More than 20 transgender people have been murdered in 2017, a majority of whom were women of color. Most victims were killed by romantic and sexual partners. In 2002, 17-year-old Gwen Araujo was slain by two men she had previously been intimate with; the defendants would claim in court that her death was motivated by “trans panic,” a controversial legal argument which suggests that men fly into an uncharacteristic violent rage when they realized they’ve slept with a trans woman.
This defense, which is banned in California, sends a clear message to transgender women: If your partner beats you or kills you because of who you are, it’s your fault.
Araujo’s story is never far from my mind when I’m out at a bar or surrounded by strangers at a party. It’s the reason I look away when a cute guy glances my direction or pretend not to notice when someone flirts with me. I cannot shake the feeling that they would be repulsed if they knew about my gender identity and the thought of what they might do to me as a result. If I smile back, I worry that I might end up another bloodied body on the front page of the local Metro section.
By appearing in Playboy, Rau has the power to help the trans community change that narrative and dispel the deadly shame around transgender bodies. Although the magazine isn’t known as a feminist trailblazer, it has long played an important role in that conversation.
More than two decades ago, former James Bond actress Caroline Cossey earned a nude spread in the magazine after being outed by the U.K. tabloid News of the World. Critics might say that her 1982 spread further encouraged the objectification of trans women, who are often packaged as an exotic “Other” by the porn industry. But it also helped Cossey take the power back after the story became international news, owning her body without apology.
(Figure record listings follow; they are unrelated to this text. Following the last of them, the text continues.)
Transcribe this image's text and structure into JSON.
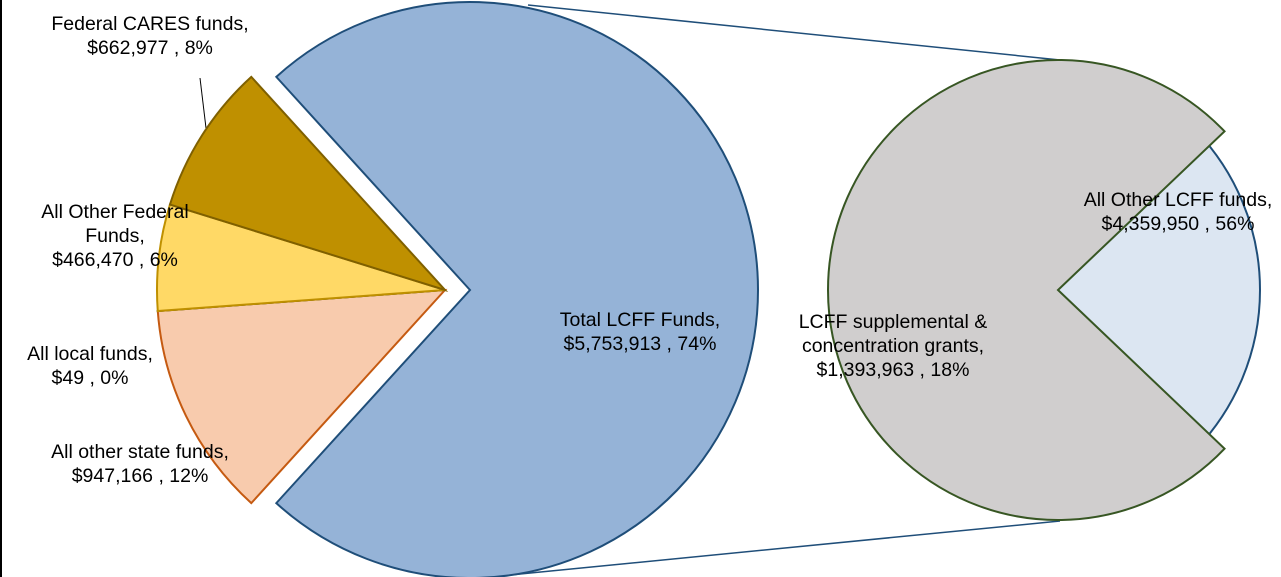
{
  "chart_data": [
    {
      "type": "pie",
      "categories": [
        "Total LCFF Funds,",
        "All other state funds,",
        "All local funds,",
        "All Other Federal Funds,",
        "Federal CARES funds,"
      ],
      "values": [
        5753913,
        947166,
        49,
        466470,
        662977
      ],
      "value_labels": [
        "$5,753,913 , 74%",
        "$947,166 , 12%",
        "$49 , 0%",
        "$466,470 , 6%",
        "$662,977 , 8%"
      ],
      "colors": [
        "#95b3d7",
        "#f8cbad",
        "#548235",
        "#ffd966",
        "#bf9000"
      ]
    },
    {
      "type": "pie",
      "categories": [
        "LCFF supplemental & concentration grants,",
        "All Other LCFF funds,"
      ],
      "values": [
        1393963,
        4359950
      ],
      "value_labels": [
        "$1,393,963 , 18%",
        "$4,359,950 , 56%"
      ],
      "colors": [
        "#dce6f2",
        "#d0cece"
      ]
    }
  ]
}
It’s hardly a coincidence that the Bond girl’s iconic shoot is what inspired Rau, born in North Africa, to begin transitioning when she was a teenager.
One magazine cover, especially Playboy, is hardly a solution to the myriad oppressions trans women face. But these opportunities for visibility allow transgender people to be seen as gorgeous and desirable. Even more than that, it might encourage men who would rather dispose of us than admit to loving trans women to see our lives as valuable.